Uses the written and spoken word with increasing proficiency to communicate ideas, relationships and understandings.
Long before children learn to read the words they'll find in books, they learn to read the world. In this sense, learning to read is learning to make meaning of life. Children are natural researchers, searching for meaning in all their interactions. The quality of the meaning they make from their environment is strongly influenced by the relationships they form with people, animals, objects, and the special places that they explore, visit, and revisit.

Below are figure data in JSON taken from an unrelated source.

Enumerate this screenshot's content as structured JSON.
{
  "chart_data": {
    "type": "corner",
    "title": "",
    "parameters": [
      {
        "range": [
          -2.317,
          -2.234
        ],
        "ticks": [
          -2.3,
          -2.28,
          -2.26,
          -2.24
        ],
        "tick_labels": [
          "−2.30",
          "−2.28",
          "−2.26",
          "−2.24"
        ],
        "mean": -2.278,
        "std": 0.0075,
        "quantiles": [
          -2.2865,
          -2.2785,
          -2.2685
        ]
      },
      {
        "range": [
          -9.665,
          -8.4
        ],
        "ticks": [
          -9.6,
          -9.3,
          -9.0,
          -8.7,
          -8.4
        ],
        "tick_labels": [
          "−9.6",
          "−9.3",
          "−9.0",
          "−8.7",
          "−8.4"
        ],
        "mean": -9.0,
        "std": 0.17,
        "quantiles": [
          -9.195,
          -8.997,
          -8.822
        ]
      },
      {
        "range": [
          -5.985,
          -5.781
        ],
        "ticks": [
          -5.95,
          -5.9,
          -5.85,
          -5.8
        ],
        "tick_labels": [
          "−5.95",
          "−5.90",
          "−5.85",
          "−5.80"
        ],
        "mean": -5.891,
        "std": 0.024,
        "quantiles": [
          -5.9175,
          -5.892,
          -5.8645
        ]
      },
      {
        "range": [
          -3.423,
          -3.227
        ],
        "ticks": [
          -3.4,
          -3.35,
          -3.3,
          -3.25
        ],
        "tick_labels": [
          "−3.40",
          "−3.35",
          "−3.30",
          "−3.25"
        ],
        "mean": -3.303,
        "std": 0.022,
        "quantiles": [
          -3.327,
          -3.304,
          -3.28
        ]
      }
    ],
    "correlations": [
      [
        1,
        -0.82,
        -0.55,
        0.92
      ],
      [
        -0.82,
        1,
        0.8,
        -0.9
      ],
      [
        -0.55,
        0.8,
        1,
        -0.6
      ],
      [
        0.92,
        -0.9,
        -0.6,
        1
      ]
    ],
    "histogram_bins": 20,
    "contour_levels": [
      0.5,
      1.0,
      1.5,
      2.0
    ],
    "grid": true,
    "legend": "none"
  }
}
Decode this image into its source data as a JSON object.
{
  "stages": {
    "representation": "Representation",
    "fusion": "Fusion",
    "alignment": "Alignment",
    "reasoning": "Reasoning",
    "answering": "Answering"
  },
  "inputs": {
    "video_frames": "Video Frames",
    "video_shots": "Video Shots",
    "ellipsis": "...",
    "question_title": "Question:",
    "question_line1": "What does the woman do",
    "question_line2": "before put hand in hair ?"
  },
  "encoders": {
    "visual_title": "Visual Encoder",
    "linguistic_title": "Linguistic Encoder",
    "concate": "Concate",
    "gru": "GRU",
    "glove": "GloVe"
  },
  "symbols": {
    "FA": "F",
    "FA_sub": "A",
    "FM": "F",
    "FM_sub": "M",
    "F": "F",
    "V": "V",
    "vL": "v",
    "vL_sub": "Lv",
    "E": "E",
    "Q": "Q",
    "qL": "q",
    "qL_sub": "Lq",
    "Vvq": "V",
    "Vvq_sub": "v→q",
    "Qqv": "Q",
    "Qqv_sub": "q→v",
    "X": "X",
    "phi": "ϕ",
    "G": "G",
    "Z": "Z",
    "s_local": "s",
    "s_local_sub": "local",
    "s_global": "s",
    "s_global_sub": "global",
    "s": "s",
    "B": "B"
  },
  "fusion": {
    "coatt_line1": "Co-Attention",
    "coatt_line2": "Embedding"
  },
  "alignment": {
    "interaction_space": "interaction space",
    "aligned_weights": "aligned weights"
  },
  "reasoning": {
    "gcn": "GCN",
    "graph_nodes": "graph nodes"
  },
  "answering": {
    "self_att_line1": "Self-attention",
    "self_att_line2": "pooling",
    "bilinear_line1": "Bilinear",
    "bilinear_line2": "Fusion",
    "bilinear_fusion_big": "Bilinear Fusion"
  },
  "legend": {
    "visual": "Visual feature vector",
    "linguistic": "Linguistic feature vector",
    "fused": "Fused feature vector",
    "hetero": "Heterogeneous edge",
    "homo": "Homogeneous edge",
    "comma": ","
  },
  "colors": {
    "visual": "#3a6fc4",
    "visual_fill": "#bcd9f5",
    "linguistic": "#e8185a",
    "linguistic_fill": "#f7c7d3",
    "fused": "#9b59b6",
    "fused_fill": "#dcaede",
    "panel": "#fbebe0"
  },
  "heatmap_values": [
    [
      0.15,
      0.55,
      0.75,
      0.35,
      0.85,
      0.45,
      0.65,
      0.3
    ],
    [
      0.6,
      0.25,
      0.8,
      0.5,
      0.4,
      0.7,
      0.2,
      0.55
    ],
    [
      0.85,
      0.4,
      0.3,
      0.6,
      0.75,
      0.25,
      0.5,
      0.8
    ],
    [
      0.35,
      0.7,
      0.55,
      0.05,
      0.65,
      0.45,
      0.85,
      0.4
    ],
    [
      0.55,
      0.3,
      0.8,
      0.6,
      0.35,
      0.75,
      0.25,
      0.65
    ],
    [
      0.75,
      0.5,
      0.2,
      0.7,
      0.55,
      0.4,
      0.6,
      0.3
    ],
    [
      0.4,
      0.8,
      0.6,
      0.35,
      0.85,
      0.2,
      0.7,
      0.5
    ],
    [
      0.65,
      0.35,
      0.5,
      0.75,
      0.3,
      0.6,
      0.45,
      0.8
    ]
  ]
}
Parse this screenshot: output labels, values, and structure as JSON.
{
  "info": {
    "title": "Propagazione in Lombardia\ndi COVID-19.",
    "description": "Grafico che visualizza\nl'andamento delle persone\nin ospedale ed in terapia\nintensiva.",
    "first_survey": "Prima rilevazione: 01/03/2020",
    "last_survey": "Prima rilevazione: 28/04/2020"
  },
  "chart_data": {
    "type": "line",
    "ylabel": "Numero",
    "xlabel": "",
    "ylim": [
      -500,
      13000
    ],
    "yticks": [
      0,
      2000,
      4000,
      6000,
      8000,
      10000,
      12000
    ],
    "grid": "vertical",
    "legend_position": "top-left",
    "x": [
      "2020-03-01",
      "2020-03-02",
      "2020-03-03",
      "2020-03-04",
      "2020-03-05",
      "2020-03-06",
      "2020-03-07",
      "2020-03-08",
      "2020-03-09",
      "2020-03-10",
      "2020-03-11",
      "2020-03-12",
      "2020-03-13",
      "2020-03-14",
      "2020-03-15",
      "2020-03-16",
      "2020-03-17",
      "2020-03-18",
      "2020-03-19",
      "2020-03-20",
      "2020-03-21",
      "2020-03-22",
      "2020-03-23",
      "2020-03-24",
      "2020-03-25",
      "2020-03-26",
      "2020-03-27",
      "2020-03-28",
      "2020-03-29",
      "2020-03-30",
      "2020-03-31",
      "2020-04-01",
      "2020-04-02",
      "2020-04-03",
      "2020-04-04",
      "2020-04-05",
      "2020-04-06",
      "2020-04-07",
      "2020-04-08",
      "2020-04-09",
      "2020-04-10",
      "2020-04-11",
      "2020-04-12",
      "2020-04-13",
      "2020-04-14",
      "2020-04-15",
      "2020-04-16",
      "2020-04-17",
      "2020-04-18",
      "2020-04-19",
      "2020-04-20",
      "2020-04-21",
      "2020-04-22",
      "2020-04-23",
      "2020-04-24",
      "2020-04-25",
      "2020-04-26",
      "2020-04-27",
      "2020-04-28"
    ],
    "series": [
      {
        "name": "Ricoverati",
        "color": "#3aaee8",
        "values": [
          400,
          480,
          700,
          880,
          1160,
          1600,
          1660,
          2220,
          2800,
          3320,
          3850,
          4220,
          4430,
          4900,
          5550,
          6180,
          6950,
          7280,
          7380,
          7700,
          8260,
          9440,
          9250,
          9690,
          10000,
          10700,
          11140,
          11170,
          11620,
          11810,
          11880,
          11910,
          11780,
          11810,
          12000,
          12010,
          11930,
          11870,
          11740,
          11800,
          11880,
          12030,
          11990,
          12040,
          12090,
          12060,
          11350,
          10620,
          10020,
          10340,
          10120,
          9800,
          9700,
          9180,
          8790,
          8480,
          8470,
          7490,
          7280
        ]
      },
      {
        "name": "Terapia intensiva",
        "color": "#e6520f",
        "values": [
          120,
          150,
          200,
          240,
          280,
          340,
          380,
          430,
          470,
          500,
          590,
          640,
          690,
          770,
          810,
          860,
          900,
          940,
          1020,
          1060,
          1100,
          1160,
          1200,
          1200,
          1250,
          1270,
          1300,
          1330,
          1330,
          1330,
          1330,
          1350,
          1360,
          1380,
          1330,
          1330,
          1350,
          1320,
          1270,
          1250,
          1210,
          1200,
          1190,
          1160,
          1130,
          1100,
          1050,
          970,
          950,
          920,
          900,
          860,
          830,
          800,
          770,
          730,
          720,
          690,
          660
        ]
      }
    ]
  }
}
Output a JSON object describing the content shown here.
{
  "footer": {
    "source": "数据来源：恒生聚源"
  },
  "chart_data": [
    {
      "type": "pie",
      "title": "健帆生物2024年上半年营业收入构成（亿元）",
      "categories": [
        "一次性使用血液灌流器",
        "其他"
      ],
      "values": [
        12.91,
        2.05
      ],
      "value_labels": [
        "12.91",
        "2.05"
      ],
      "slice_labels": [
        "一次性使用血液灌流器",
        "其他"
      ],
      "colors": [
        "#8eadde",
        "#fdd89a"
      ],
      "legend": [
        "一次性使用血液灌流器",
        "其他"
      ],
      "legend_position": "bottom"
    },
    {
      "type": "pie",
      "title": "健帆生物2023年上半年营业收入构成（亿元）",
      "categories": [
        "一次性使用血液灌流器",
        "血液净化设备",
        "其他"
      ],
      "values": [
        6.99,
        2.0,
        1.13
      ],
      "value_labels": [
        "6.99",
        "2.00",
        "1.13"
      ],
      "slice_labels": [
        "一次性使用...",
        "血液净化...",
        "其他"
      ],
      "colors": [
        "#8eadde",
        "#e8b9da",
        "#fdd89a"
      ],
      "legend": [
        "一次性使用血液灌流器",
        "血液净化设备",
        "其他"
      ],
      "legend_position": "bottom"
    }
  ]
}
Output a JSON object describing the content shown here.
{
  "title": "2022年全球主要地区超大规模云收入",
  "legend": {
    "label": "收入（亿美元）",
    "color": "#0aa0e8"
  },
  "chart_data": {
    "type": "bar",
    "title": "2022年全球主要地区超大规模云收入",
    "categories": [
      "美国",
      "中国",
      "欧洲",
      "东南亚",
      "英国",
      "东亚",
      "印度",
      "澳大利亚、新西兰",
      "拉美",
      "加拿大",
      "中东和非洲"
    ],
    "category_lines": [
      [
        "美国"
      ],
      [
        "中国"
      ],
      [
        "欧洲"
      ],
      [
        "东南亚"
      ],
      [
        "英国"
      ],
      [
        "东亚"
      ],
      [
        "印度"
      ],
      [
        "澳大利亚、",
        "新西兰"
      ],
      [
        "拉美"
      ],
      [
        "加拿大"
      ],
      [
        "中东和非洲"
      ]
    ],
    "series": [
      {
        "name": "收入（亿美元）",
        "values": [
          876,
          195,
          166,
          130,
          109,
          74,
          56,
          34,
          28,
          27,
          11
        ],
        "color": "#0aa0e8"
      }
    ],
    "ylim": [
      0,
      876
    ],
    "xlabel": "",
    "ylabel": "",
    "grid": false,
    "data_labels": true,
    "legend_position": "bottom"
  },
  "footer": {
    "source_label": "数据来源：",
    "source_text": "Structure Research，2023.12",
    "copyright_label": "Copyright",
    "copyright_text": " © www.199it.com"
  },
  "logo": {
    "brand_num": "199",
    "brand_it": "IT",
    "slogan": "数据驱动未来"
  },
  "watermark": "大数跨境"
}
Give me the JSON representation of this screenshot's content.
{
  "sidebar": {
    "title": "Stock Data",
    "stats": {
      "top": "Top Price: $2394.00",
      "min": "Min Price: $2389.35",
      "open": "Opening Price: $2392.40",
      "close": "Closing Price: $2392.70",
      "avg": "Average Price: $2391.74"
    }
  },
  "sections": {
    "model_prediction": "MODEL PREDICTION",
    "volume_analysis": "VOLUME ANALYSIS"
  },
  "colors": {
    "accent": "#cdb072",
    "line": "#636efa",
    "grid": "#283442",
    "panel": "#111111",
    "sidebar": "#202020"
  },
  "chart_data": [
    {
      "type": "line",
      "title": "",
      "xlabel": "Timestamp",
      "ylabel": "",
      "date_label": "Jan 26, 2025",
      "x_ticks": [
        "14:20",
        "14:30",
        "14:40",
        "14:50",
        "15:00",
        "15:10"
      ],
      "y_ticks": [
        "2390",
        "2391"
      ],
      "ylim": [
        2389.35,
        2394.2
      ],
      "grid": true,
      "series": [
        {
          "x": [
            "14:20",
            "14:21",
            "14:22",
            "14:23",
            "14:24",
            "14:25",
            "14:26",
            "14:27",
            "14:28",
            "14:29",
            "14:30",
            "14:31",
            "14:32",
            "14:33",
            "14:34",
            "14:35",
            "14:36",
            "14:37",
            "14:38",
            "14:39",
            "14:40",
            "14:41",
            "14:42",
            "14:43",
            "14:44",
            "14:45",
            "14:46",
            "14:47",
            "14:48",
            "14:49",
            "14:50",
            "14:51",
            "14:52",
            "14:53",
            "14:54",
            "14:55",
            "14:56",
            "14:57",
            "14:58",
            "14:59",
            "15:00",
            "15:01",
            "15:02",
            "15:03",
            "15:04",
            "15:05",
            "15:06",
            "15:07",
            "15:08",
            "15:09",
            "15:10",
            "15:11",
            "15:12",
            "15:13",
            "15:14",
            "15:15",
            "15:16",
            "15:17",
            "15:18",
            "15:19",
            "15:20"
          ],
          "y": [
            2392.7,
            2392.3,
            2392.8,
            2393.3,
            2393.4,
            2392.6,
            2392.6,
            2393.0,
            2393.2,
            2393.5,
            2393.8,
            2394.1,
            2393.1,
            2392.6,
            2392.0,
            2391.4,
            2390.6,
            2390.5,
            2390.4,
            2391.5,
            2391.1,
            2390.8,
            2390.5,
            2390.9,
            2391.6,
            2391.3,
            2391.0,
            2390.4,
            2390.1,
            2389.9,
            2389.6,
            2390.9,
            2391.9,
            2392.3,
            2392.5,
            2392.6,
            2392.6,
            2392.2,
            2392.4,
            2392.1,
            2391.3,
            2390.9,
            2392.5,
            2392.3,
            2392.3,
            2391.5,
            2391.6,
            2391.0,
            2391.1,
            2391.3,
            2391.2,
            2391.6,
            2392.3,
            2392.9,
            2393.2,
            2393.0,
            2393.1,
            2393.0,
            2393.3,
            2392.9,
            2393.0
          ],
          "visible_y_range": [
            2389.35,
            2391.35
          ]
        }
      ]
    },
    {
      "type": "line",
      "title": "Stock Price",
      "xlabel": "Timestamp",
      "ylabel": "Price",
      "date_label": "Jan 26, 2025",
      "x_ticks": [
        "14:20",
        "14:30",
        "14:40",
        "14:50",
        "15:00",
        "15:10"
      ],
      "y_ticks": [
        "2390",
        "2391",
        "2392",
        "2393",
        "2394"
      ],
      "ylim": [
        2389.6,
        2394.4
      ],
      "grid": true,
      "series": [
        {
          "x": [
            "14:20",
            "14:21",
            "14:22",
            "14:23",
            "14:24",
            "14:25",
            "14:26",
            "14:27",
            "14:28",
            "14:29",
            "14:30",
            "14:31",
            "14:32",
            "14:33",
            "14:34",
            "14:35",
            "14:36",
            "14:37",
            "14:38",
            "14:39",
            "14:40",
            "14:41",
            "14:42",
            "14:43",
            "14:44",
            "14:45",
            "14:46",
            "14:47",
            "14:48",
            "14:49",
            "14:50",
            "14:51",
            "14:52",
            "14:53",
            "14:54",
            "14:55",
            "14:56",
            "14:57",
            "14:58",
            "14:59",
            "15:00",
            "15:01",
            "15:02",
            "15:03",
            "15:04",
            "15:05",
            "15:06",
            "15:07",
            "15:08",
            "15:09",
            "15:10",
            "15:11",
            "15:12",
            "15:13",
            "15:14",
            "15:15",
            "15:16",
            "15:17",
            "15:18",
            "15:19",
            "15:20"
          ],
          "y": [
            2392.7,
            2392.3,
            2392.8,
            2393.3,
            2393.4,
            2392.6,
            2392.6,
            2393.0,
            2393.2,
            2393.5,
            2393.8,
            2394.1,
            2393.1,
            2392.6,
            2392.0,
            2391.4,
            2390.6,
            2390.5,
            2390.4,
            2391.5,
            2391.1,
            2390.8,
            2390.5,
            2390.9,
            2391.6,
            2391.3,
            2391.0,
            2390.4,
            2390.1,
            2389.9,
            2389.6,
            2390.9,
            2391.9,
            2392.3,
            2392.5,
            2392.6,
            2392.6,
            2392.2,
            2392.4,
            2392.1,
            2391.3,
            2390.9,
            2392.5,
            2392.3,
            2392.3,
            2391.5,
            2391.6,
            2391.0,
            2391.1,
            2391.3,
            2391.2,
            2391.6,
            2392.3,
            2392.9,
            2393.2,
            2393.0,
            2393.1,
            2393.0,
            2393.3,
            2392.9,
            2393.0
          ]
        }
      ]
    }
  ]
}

Human beings are pattern seekers and meaning makers. Words are complicated. Consider this quote from Paolo Friere and Donaldo Macedo:“Reading the world always precedes reading the word, and reading the word implies continually reading the world…. [T]his movement from the word to the world is always present; even the spoken word flows from our reading of the world. In a way, however, we can go further and say that reading the word is not preceded merely by reading the world, but by a certain form of writing it or rewriting it, that is, of transforming it by means of conscious, practical work. For me, this dynamic movement is central to the literacy process." (1987)
We are constantly involved in a process of revision — rewriting the words we hear and learn to read with the experiences we bring to them. So our interpretation, our relationship with the world means everything.
Experiences give us stories to share with others, stories we can put into print and read again and again to relive our encounters, relationships, and surprises. Every time we revisit our stories we can offer new interpretations and expand upon the meaning we are making of our experiences. Reading the world and reading the word are interdependent ways of understanding life.
At Opal School we build on the reciprocity inherent in this desire to be in relationship with the world. We know that human beings desire not only to see, but equallly to be seen. A school environment that trusts this drive to communicate can build environments to support it. As children grow in this environment, we see increasingly sophisticated development of both expressing and interpreting words on the page. We also see sustained joy in the rich potential that communicating well with carefully chosen words can bring.
Here's a snippet recently found in a 4th grader's writer's notebook — written just for fun — found by her teacher, a precious gem of encouragement to trust in the power of words to inspire, engage, transport and transform…
The damp, cool earth nurtures the trees, sacrificed for us. For paper. A river of thoughts flows on the earth, with seeds carried out by the wind or carefully plucked out by hand. And they are planted, grow with words flooding from the pen to the paper. They grow from seed to sprout, sprout to stalk, stalk to bud, bud to story.
I hope my notebook nurtures the seeds for me. I hope it waters them for me. I hope it helps me garden my stories.